Je n’y ai pris que peu de plaisir. Comme toutes les autres fois qui suivront.

Je n’avais pas encore conscience que nos rapports n’étaient pas normaux, pas naturels. Pas sains.

Il était boudeur et capricieux. Enfant roi dans sa famille. Adulé, adoré. Par père et mère, grands-parents. Il savait me faire plier. Et eux aussi. Il considérait sa mère comme son esclave, elle se devait de toujours lui concocter de bons plats, de faire sa lessive, son ménage. Il ne foutait rien. Pas même mettre ou débarrasser la table. Quand je voulais aider, il me disait: « Laisse, ma mère s’en charge. » Et ses grands-pères, j’ai toujours pensé qu’il les conduirait à la ruine. Il leur extorquait un fric fou. A dix-neuf ans, il était incapable d’avoir un job prétextant que ses études lui prenaient trop de temps et que ça le fatiguait.
Et dire que moi, je me crevais le cul pour trouver de l’argent pour venir en Belgique. J’ai passé des semaines, que dis-je des mois, sans bouffer le midi pour économiser un peu d’argent.
Oui. J’étais devenue une loque. Soumise. Pernicieux et manipulateur, voilà ce qu’il était - et qu’il doit être encore, pourquoi aurait-il changé ?
Il avait réussi à me rendre dépendante de lui, de son regard. De ce désir que je pouvais susciter chez lui. Je m’accrochais malgré les nombreuses scènes qu’il pouvait me faire. Jalousie, culpabilité, humiliations. Je suis passée par tout ça. Tête basse, gueule fermée.

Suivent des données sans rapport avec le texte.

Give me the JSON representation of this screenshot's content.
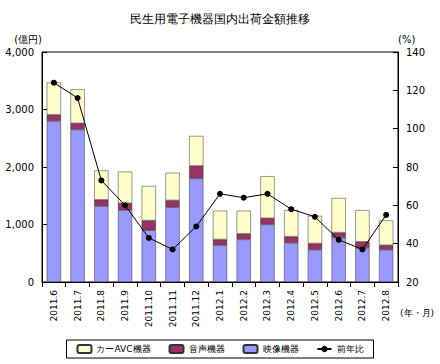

En revanche, j’ai toujours eu honte de lui. C’est con, non? Avoir autant aimé quelqu’un et avoir toujours eu honte de lui?
J’avais honte qu’il me prenne la main ou qu’il veuille m’embrasser en public. Je détestais ça. Et je refusais toujours. D’ailleurs, il est très vite devenu agressif à cause de ça. En plein métro, alors qu’il m’avait saoulée une bonne demi-heure pour un baiser –que j’ai refusé-, il m’a dit, dents serrées: « T’es dégueulasse. Tu m’aimes pas, c’est ça? Je souffre à cause de toi, ça te fait plaisir de me faire du mal comme ça? ». Putain, comme j’ai pu m’en vouloir. Connard.

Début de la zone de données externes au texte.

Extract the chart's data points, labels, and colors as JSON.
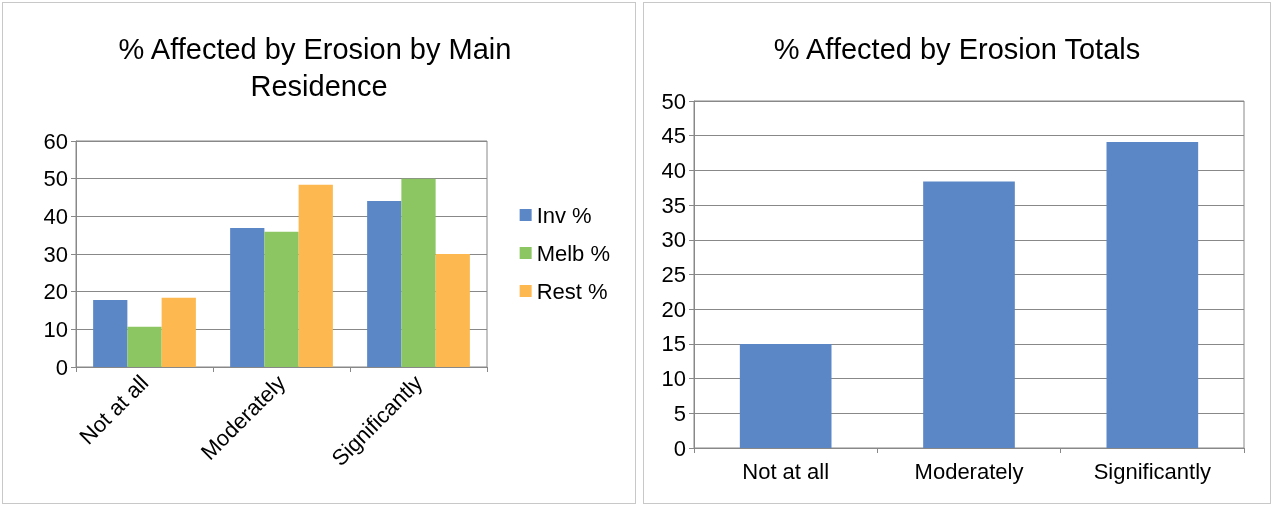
{
  "chart_data": [
    {
      "type": "bar",
      "title": "% Affected by Erosion by Main Residence",
      "categories": [
        "Not at all",
        "Moderately",
        "Significantly"
      ],
      "series": [
        {
          "name": "Inv %",
          "color": "#5b87c6",
          "values": [
            17.8,
            36.9,
            44.1
          ]
        },
        {
          "name": "Melb %",
          "color": "#8cc663",
          "values": [
            10.7,
            35.9,
            50
          ]
        },
        {
          "name": "Rest %",
          "color": "#fdb84f",
          "values": [
            18.4,
            48.4,
            30
          ]
        }
      ],
      "ylim": [
        0,
        60
      ],
      "yticks": [
        0,
        10,
        20,
        30,
        40,
        50,
        60
      ],
      "grid": "y",
      "legend": "right"
    },
    {
      "type": "bar",
      "title": "% Affected by Erosion Totals",
      "categories": [
        "Not at all",
        "Moderately",
        "Significantly"
      ],
      "series": [
        {
          "color": "#5b87c6",
          "values": [
            15,
            38.4,
            44.1
          ]
        }
      ],
      "ylim": [
        0,
        50
      ],
      "yticks": [
        0,
        5,
        10,
        15,
        20,
        25,
        30,
        35,
        40,
        45,
        50
      ],
      "grid": "y",
      "legend": false
    }
  ]
}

Le désir, l’amour que je lui portais ont commencé à faiblir. Vers mars, plus rien n’allait déjà. Mais je continuais à tenir bon. A vouloir sauver à tout prix ce qui pouvait en valoir la peine. Acharnée que j’étais.

Mais en avril… Coup de théâtre.

Début avril, je me suis rendue en Belgique pour une super soirée chez un de nos amis en commun. J’avais mes règles. Truc normal pour une fille quoi. Il a voulu à tout prix qu’on fasse l’amour. Hors de question. No way. Même pas en rêve. Je trouve ça trop dégueulasse. Point de vue perso. J’ai mon intimité et ma dignité, merde. Il m’en a voulu à mort. Me disant que je l’avais fait exprès, que je mentais etc. Je lui ai proposé de lui montrer mon tampon.
Quelques jours plus tard, il est venu à Paris. Et là, ça vacille sérieusement. Un matin, je me suis réveillée –ou plutôt j’ai été réveillée– par un gars d’une centaine de kilos, nu, sur moi endormie, en train d’essayer de me pénétrer sans capote. Ce gars, c’était lui. Lui qui était censé m’aimer. Un être humain. Pas une espèce de sale ordure au comportement animal, malsain, vil, dégueulasse, détestable. A gerber toutes tripes dehors.
Folle de rage, de désespoir aussi, je l’ai viré à coup de pieds. Il s’est couché à sa place, à mes côtés, me tournant le dos. Tentant de me faire avaler que c’était une preuve d’amour, que c’était parce qu’il m’aimait et me désirait qu’il avait envie de me faire l’amour, que c’était une pulsion sexuelle normale.
On s’était déjà fightés quelques semaines plutôt à ce sujet.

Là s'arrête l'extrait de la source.